Set the minimum gas price

We need to update the minimum gas price before we can start the node. Open the ~/.regen/config/app.toml file and set the value as:

minimum-gas-prices = "0uregen"

Start Node

Well, what are you waiting for?

Start the node:

regen start

You should see logs printed in your terminal with information about services starting up followed by blocks being produced and committed to your local blockchain.

Test Commands

Now that you have a single node network running, you can open a new terminal window and interact with the node using the same regen binary. Let's delegate some uregen tokens to the validator and then collect the rewards.

Get the validator address for the validator account:

regen keys show validator --bech val --keyring-backend test

Using the validator address, delegate some uregen tokens:

regen tx staking delegate [validator_address] 10000000uregen --from delegator --keyring-backend test --chain-id test

In order to query all delegations, you'll need the address for the delegator account:

regen keys show delegator --keyring-backend test

Using the address, query all delegations for the delegator account:

regen q staking delegations [delegator_address]

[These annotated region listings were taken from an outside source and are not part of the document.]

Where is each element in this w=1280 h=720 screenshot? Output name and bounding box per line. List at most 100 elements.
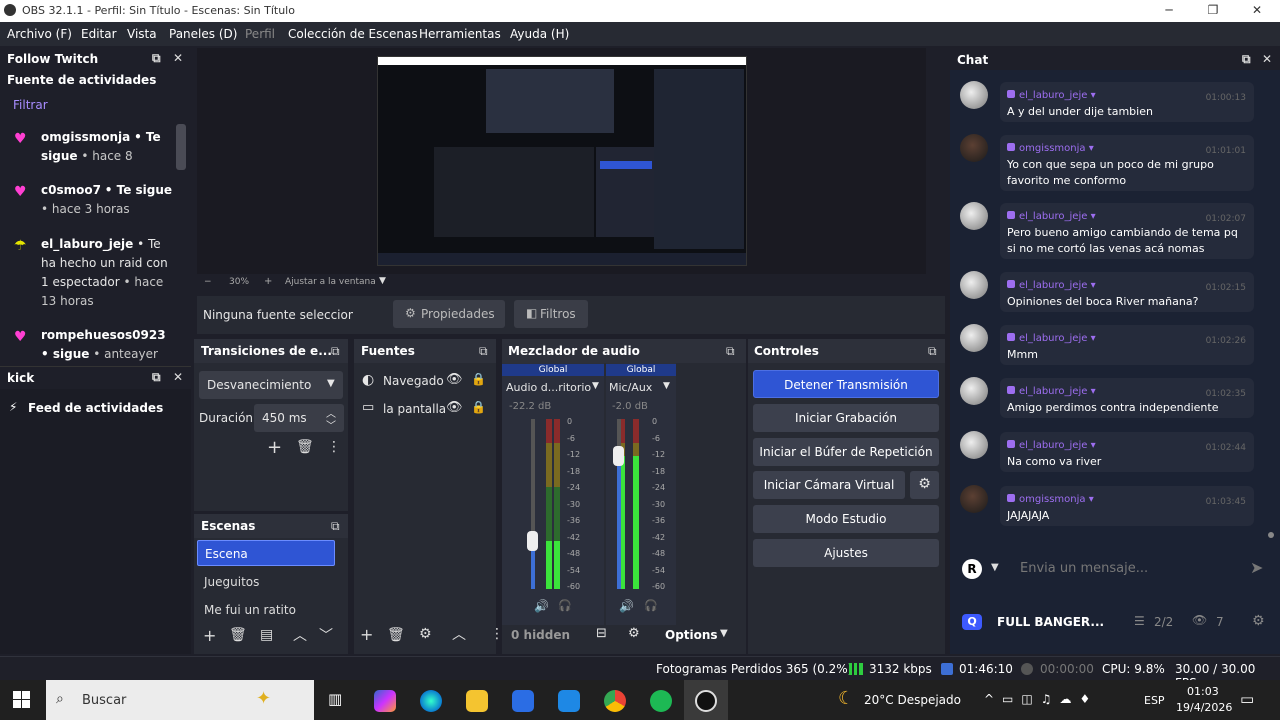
language-indicator[interactable]: ESP <box>1144 694 1165 707</box>
layout-icon[interactable]: ⊟ <box>596 626 607 641</box>
trash-icon[interactable]: 🗑 <box>387 627 405 643</box>
menu-ayuda[interactable]: Ayuda (H) <box>510 27 569 41</box>
fit-window-label[interactable]: Ajustar a la ventana <box>285 277 376 287</box>
zoom-out-icon[interactable]: − <box>204 277 212 287</box>
scene-item[interactable]: Me fui un ratito <box>197 597 335 623</box>
studio-mode-button[interactable]: Modo Estudio <box>753 505 939 533</box>
menu-vista[interactable]: Vista <box>127 27 157 41</box>
properties-button[interactable]: ⚙ Propiedades <box>393 300 505 328</box>
maximize-icon[interactable]: ❐ <box>1190 0 1236 22</box>
task-view-icon[interactable]: ▥ <box>328 690 342 708</box>
menu-archivo[interactable]: Archivo (F) <box>7 27 72 41</box>
headphones-icon[interactable]: 🎧 <box>558 599 572 612</box>
undock-icon[interactable]: ⧉ <box>1242 52 1251 67</box>
chat-avatar[interactable] <box>960 81 988 109</box>
transition-select[interactable]: Desvanecimiento ▼ <box>199 371 343 399</box>
menu-herramientas[interactable]: Herramientas <box>419 27 501 41</box>
virtual-camera-button[interactable]: Iniciar Cámara Virtual <box>753 471 905 499</box>
chat-avatar[interactable] <box>960 431 988 459</box>
channel-dropdown-icon[interactable]: ▼ <box>663 381 670 391</box>
source-item[interactable]: ◐ Navegado 👁 🔒 <box>354 369 496 393</box>
undock-icon[interactable]: ⧉ <box>331 519 340 534</box>
weather-text[interactable]: 20°C Despejado <box>864 693 961 707</box>
chat-message-input[interactable]: Envia un mensaje... <box>1014 554 1234 584</box>
undock-icon[interactable]: ⧉ <box>152 51 161 66</box>
preview-area[interactable]: − 30% + Ajustar a la ventana ▼ <box>197 48 927 287</box>
scrollbar[interactable] <box>176 124 186 170</box>
gear-icon[interactable]: ⚙ <box>419 626 432 642</box>
chevron-down-icon[interactable]: ﹀ <box>326 417 336 432</box>
add-scene-icon[interactable]: + <box>203 626 216 645</box>
replay-buffer-button[interactable]: Iniciar el Búfer de Repetición <box>753 438 939 466</box>
start-recording-button[interactable]: Iniciar Grabación <box>753 404 939 432</box>
undock-icon[interactable]: ⧉ <box>928 344 937 359</box>
close-dock-icon[interactable]: ✕ <box>1262 52 1272 66</box>
scene-item[interactable]: Escena <box>197 540 335 566</box>
obs-taskbar-button[interactable] <box>684 680 728 720</box>
edge-icon[interactable] <box>420 690 442 712</box>
chat-avatar[interactable] <box>960 271 988 299</box>
eye-icon[interactable]: 👁 <box>446 400 463 415</box>
speaker-icon[interactable]: 🔊 <box>534 599 549 613</box>
options-button[interactable]: Options <box>665 628 718 642</box>
trash-icon[interactable]: 🗑 <box>296 439 314 455</box>
chat-avatar[interactable] <box>960 377 988 405</box>
spotify-icon[interactable] <box>650 690 672 712</box>
copilot-icon[interactable] <box>374 690 396 712</box>
avatar[interactable]: R <box>962 559 982 579</box>
eye-icon[interactable]: 👁 <box>446 372 463 387</box>
hidden-count[interactable]: 0 hidden <box>511 628 570 642</box>
menu-perfil[interactable]: Perfil <box>245 27 275 41</box>
duration-stepper[interactable]: 450 ms ︿ ﹀ <box>254 404 344 432</box>
send-icon[interactable]: ➤ <box>1250 558 1263 577</box>
close-dock-icon[interactable]: ✕ <box>173 370 183 384</box>
headphones-icon[interactable]: 🎧 <box>644 599 658 612</box>
menu-paneles[interactable]: Paneles (D) <box>169 27 237 41</box>
taskbar-search[interactable]: ⌕ Buscar ✦ <box>46 680 314 720</box>
settings-button[interactable]: Ajustes <box>753 539 939 567</box>
move-up-icon[interactable]: ︿ <box>452 624 466 644</box>
lock-icon[interactable]: 🔒 <box>471 400 486 414</box>
undock-icon[interactable]: ⧉ <box>152 370 161 385</box>
filters-button[interactable]: ◧ Filtros <box>514 300 588 328</box>
move-down-icon[interactable]: ﹀ <box>319 625 333 645</box>
banner-text[interactable]: FULL BANGER... <box>997 615 1104 629</box>
minimize-icon[interactable]: ─ <box>1146 0 1192 22</box>
add-transition-icon[interactable]: + <box>267 437 282 458</box>
chat-avatar[interactable] <box>960 202 988 230</box>
undock-icon[interactable]: ⧉ <box>331 344 340 359</box>
more-icon[interactable]: ⋮ <box>327 439 341 455</box>
file-explorer-icon[interactable] <box>466 690 488 712</box>
undock-icon[interactable]: ⧉ <box>726 344 735 359</box>
close-dock-icon[interactable]: ✕ <box>173 51 183 65</box>
lock-icon[interactable]: 🔒 <box>471 372 486 386</box>
source-item[interactable]: ▭ la pantalla 👁 🔒 <box>354 397 496 421</box>
chrome-icon[interactable] <box>604 690 626 712</box>
virtual-camera-settings-icon[interactable]: ⚙ <box>910 471 939 499</box>
scene-filter-icon[interactable]: ▤ <box>260 627 273 643</box>
clock-time[interactable]: 01:03 <box>1187 685 1219 698</box>
stop-streaming-button[interactable]: Detener Transmisión <box>753 370 939 398</box>
zoom-in-icon[interactable]: + <box>264 276 272 287</box>
menu-editar[interactable]: Editar <box>81 27 117 41</box>
store-icon[interactable] <box>512 690 534 712</box>
scrollbar[interactable] <box>1268 532 1274 538</box>
menu-coleccion[interactable]: Colección de Escenas <box>288 27 418 41</box>
close-icon[interactable]: ✕ <box>1234 0 1280 22</box>
tray-icons[interactable]: ^▭◫♫☁♦ <box>984 692 1098 706</box>
mail-icon[interactable] <box>558 690 580 712</box>
add-source-icon[interactable]: + <box>360 625 373 644</box>
filter-link[interactable]: Filtrar <box>13 98 48 112</box>
undock-icon[interactable]: ⧉ <box>479 344 488 359</box>
channel-dropdown-icon[interactable]: ▼ <box>592 381 599 391</box>
mixer-settings-icon[interactable]: ⚙ <box>628 626 640 641</box>
chevron-down-icon[interactable]: ▼ <box>991 562 999 573</box>
chat-avatar[interactable] <box>960 324 988 352</box>
speaker-icon[interactable]: 🔊 <box>619 599 634 613</box>
chevron-down-icon[interactable]: ▼ <box>720 628 728 639</box>
fit-dropdown-icon[interactable]: ▼ <box>379 276 386 286</box>
move-up-icon[interactable]: ︿ <box>293 625 307 645</box>
clock-date[interactable]: 19/4/2026 <box>1176 701 1232 714</box>
notifications-icon[interactable]: ▭ <box>1240 690 1254 708</box>
chat-avatar[interactable] <box>960 134 988 162</box>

Query the rewards using the delegator address and the validator address:

regen q distribution rewards [delegator_address] [validator_address]

Withdraw the rewards:

regen tx distribution withdraw-all-rewards --from delegator --keyring-backend test --chain-id test

Check the account balance:

regen q bank balances [delegator_address]

You have successfully delegated uregen tokens to the validator account from the delegator account and then collected the rewards.